Grattan Institute Parking Report says 86,000 spaces could cost $5.2bn

Grattan Institute Parking Report says 86,000 spaces could cost $5.2bn

The grattan institute parking report says Australia could waste $5.2bn building 86,000 unwanted car parking spaces over the next five years unless parking minimums are scrapped. Dominic Behrens, one of the report’s authors, said the rules already leave too much off-street parking sitting empty under apartment buildings.

Dominic Behrens report

Behrens said about 40% of the parking spaces under apartment buildings in Australia sit empty every night. He also said 40% of Australian households in a studio or one-bedroom apartment do not have a car, while Sydney still requires a new one-bedroom apartment to come with an average of 0.6 car spaces.

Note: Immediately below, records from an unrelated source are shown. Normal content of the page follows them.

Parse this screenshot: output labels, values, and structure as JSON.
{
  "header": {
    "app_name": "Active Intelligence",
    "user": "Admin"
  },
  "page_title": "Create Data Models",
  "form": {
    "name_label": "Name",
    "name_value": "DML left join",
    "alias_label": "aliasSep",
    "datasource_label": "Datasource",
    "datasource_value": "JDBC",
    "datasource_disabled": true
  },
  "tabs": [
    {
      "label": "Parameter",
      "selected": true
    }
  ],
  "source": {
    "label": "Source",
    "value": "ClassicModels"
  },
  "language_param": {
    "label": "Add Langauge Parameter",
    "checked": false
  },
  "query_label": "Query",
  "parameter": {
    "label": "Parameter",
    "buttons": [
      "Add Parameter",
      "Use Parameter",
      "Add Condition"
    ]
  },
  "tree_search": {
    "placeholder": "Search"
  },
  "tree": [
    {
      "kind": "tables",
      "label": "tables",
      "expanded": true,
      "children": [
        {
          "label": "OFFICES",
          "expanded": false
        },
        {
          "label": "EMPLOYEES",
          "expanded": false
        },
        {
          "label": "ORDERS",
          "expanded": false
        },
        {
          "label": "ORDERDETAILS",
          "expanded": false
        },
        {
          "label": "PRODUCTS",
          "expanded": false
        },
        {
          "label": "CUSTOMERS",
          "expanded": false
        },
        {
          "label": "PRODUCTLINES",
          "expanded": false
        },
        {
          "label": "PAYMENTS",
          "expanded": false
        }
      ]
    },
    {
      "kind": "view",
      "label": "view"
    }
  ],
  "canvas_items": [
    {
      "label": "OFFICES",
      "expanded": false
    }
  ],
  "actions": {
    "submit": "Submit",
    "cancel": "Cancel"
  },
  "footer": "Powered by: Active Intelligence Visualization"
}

Grattan recommends removing the minimum number of car parking spaces per bedroom for new builds. The report also says better on-street parking management through permit schemes, time limits, and user charges would help in high-demand areas.

Apartment costs in Sydney

The report estimates the rules add $70,000 to the cost of building a typical two-bedroom apartment in Sydney, $62,000 in Melbourne, $113,000 in Brisbane, $137,000 in Perth and $95,000 in Adelaide. Grattan says removing the rules would cut thousands of dollars from new-home costs and reduce construction time.

Behrens said the burden falls most heavily on lower-income renters. “If we got rid of these rules and built more housing, it’s rents at the lower end of the spectrum that would go down the most, and so really the biggest burden of these rules falls on the people who have the least capacity to pay,” he said.

Parking minimums since 1950s

Parking minimums were originally imposed in the 1950s and remain common nationwide, despite decades of criticism from academics. David Mepham, author of Rethinking Parking, said councils often hesitate because parking carries a strong emotional charge. “Emotionally we’ve got this very deep connection to driving and what we can see as being a right to park,” he said.

That political pressure shows up locally, Mepham said. “[Residents will] get on the phone to the councillor, and traders will give their councillor a rev. Everyone wants more parking, but no one wants to pay for it,” he said.